We won’t take the time to go through all the possible parameters for the TextToColumns method; there are way too many of them for that. Suffice to say that TextToColumns not only gives you lots of control over how you split your columns – you can specify a comma as the delimiter, you can specify a tab as the delimiter, etc. – but it also gives you the ability to pre-format the columns after they’ve been split. For more information, see the Microsoft Excel VBA Language Reference on MSDN.

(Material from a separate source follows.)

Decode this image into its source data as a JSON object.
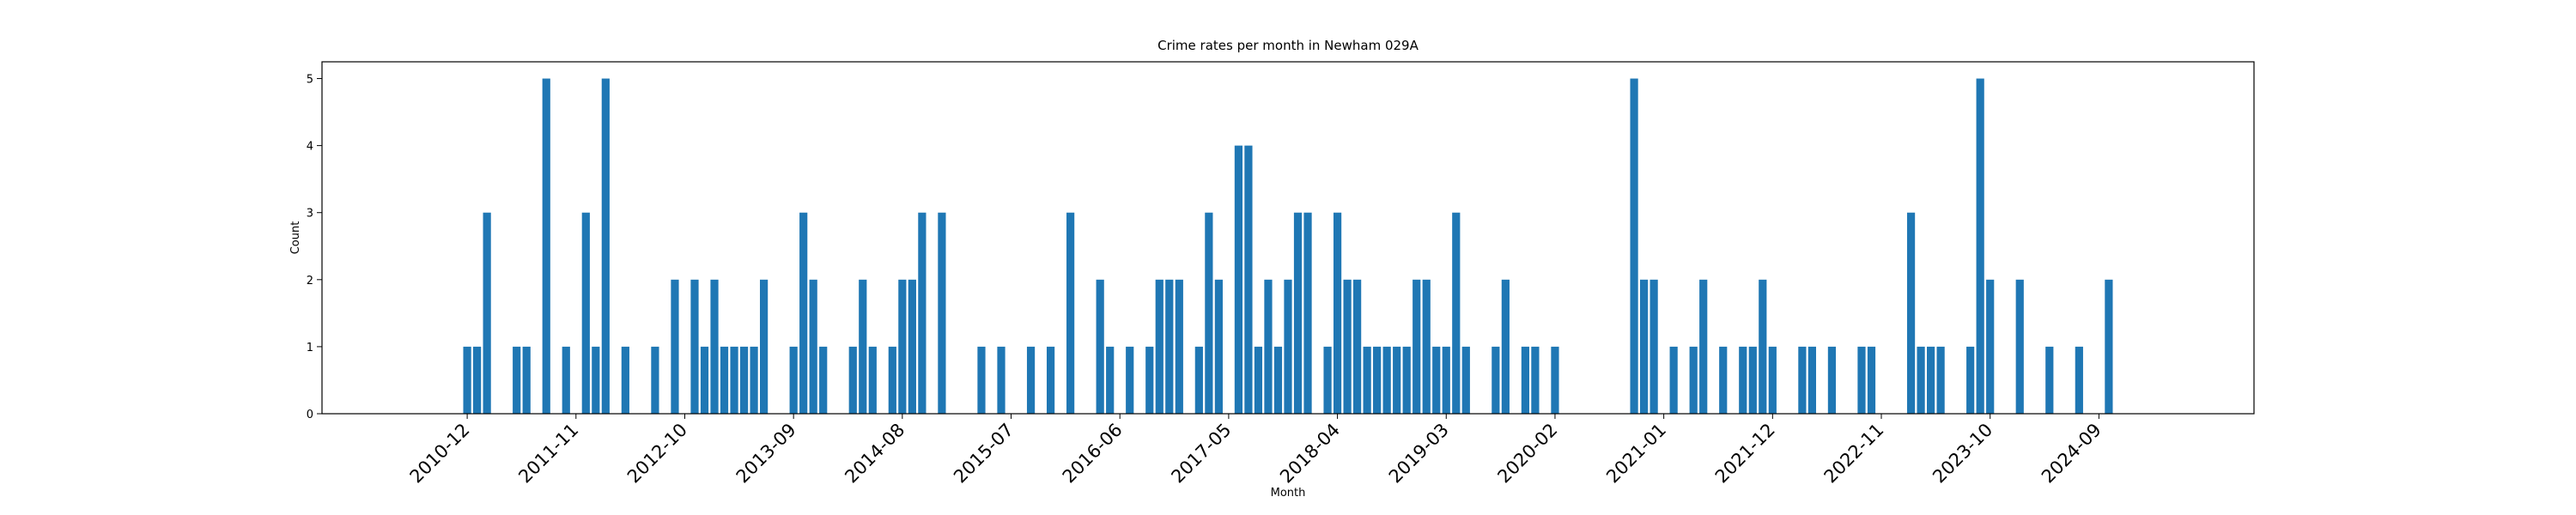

For now we’ll just explain how our one line of code works. To begin with, notice that we call the method on column A (objRange), the column that has the initial set of data. We pass the destination range (objRange2) as the first parameter, and then we accept the default settings for the following items:
DataType. We’re using the default value of delimited; we could, alternatively, specify a fixed-width data type.
TextQualifier. A text qualifier would be something like double quotes around each string, e.g. “Olympia, WA”. That’s irrelevant for us, so we just leave this parameter blank.
ConsecutiveDelimiter. This parameter tells Excel whether it should treat consecutive delimiters – such as ,, – as a single delimiter. Again, this doesn’t matter to us, so we leave it blank.
Tab. This tells Excel whether or not to use the tab as the delimiter. We want to use the comma as the delimiter, so we leave this at the default value of FALSE.
Semicolon. Ditto for the semicolon.
That leaves us with parameter no. 7: Comma. We want Excel to use the comma as the delimiter, so we set the value of this parameter to TRUE. There are additional parameters that follow Comma but we’ve elected to go with the default values for each of those; because of that, we’re free to leave those “trailing” parameters out of the method call.
So once again Excel comes through in the clutch, proving that Microsoft Excel represents the pinnacle of human endeavor and achievement. (Excel team, please make the check out to The Scripting Guys. Thanks.)